The metric I’m particularly interested in for this post is what they call in the book Change Fail Rate. And what I mainly want to look at is the confusion around how it is calculated.

What Is Change Fail Rate?

Change Fail Rate (CFR) is a measure of how successful your team is when it makes changes to production code.

If you’re following along with DevOps thinking, or more specifically the SRE approach, you’ll know that the major tension we face is between the conflicting desires of application stability and adding new features.

At one extreme, if we add no new features to a stable application, then we will usually continue to have a stable application. And at the other extreme, if we rapidly add new features without paying attention to how we go about it, then we’ll keep undermining our application.

Somewhere in the middle will be the sweet spot for your particular application, based on your organisation’s appetite for risk; stability for an online streaming service means something different to stability for an ecommerce site, which is different again to what stability means for an online trading platform.

Preventing Problems Reaching Production

So CFR is used to reflect what happens when you go to make a change.

But we’re not interested (for this metric) in splitting up the whole history of a change, from code review to merge to test to deployment. We’re concerned here with the final step; when we come to deploy new features, how often do we disrupt the current application?

To put it in terms of the tension between stability and features, how often does our process of adding enhancements actually result in instability in our service?

According to Accelerate this metric correlates strongly with the general health and maturity of your software delivery process (p. 38), which of course makes sense; if you have high quality, well-tested code, combined with careful coordination between teams and APIs, then you should be in a good position to avoid releasing problems into production. Teams that are high and medium performing across their delivery process will have a CFR of between 0-15%, whilst low performing teams will have a CFR of 31-45% (p. 19).

(It’s worth saying that a CFR of 0% is not necessarily a sign of perfection. If we never have to rollback or hotfix, then we might be going too slow with our new features! As the book shows, even high performing teams might have a CFR of up to 15%.)

Incorrectly Calculating CFR

The first thing we will no doubt think of when making this calculation is that we should tot up our deployments, releases or launches. Whatever terminology you use, it seems obvious to begin with the number of deployments we’ve done, and work out a ratio against those deployments that were unsuccessful.

Let’s say we plan to deploy once a month. Let’s also say that we have carried out 10 deployments this year, comprising the one a month that we expected (say for January to August), plus two additional deployments to resolve problems (say in April and June).

The expectation then is that the CFR is 20%, since there were 2 failures out of our total of 10 deployments.

But this is wrong, and can seriously flatter the situation.

Better and Worse

To understand why this calculation is wrong, let’s go back to the goal; we want to understand how many of our attempts to change our application resulted in instability. Or in terms of the tension…when we were trying to make things better with new features, how often did we actually make things worse?

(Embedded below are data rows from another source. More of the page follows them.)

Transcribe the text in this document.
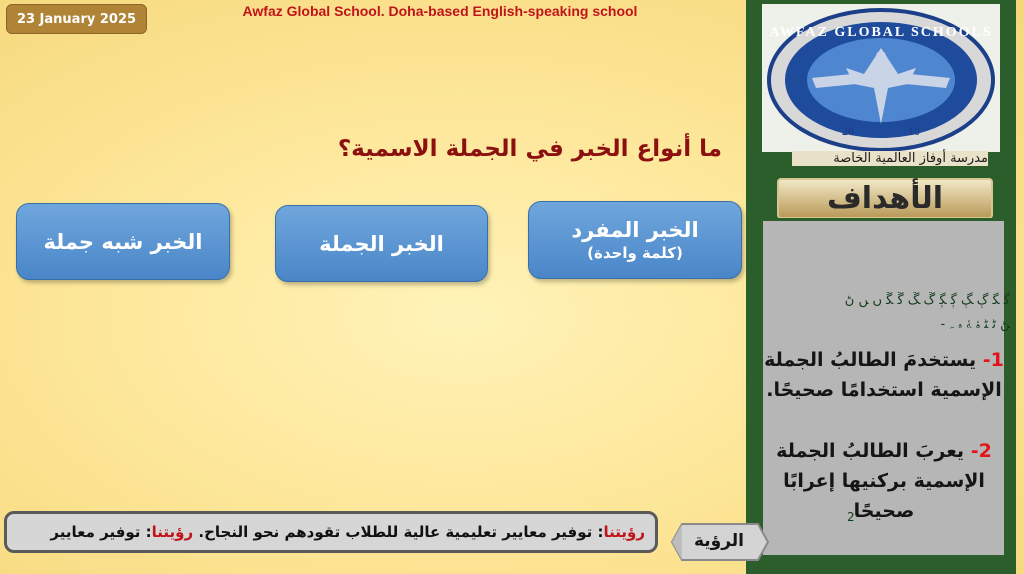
23 January 2025	Awfaz Global School. Doha-based English-speaking school
ما أنواع الخبر في الجملة الاسمية؟
الخبر المفرد
(كلمة واحدة)
الخبر الجملة
الخبر شبه جملة
AWFAZ GLOBAL SCHOOLS
20	10
مدرسة أوفاز العالمية الخاصة
الأهداف
ﮔ ﮕ ﮖ ﮗ ﮘ ﮙ ﮚ ﮛ ﮜ ﮝ ﮞ ﮟ ﮠ
ﮡ ﮢ ﮣ ﮤ ﮥ ﮦ ﮧ -
1- يستخدمَ الطالبُ الجملة الإسمية استخدامًا صحيحًا.
2- يعربَ الطالبُ الجملة الإسمية بركنيها إعرابًا صحيحًا
2
رؤيتنا: توفير معايير تعليمية عالية للطلاب تقودهم نحو النجاح. رؤيتنا: توفير معايير	الرؤية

To find out how often we tried to make things better, we simply tot up the number of planned deployments. In our example we tried 8 times to make things better, with our monthly releases from January to August.

The next question is how many of those attempts to release new features resulted in a problem, such as needing to apply a hotfix, or roll back our release?

We know that’s 2–April and June.

So our CFR–the number of attempted changes that caused a problem–is not 20%, but 25%, i.e., 2 failures divided by 8 successes.

That difference of 5% probably doesn’t seem like a lot, and you might be thinking that as long as you get this figure roughly right, it’s still a useful metric. But to see the problem, let’s try some other scenarios.

Let’s imagine that in each of our monthly deployments, we had to carry out a rollback or hotfix. Using our erroneous calculation we might imagine that we have a CFR of 50%, since we have 8 failures divided by 16 deployments.

It’s a lot, but maybe it’s not terrible. After all, half of our deployments have been successful.

But the reality is that we have a CFR of 100%.

It’s easy to see why; we made 8 attempts to deploy new features, and each of those attempts resulted in a rollback or hotfix. In other words, every single one of our deployments caused a ‘change fail’. And that’s 100% in anyone’s book.

If it’s still not quite gelling, then think of it the other way around; if we didn’t have to apply any hotfixes or rollbacks, what would be the number of deployments? That’s obvious, you say…it’s 8. We planned to do one per month, and we did.

Now, what if in addition to those 8 deployments we had to apply 8 hotfixes or rollbacks? How many deployments are there now?

We can’t say 16. We can’t say that by failing to deploy smoothly 8 times, we’ve effectively doubled our number of deployments!

To put it yet another way, if we had a target to deploy twice a month, have we now met that target by failing to deploy correctly every month?

Conclusion

CFR is a powerful metric to track. Not only will it help to improve your release process, but since there is a strong correlation with other software delivery processes, it’s a good first metric to look at if you went to start improving across the board. But for the metric to be useful it must be calculated correctly, and to do that we need to remember what exactly we are measuring; we are quantifying how often the changes we make to our application actually introduce instability.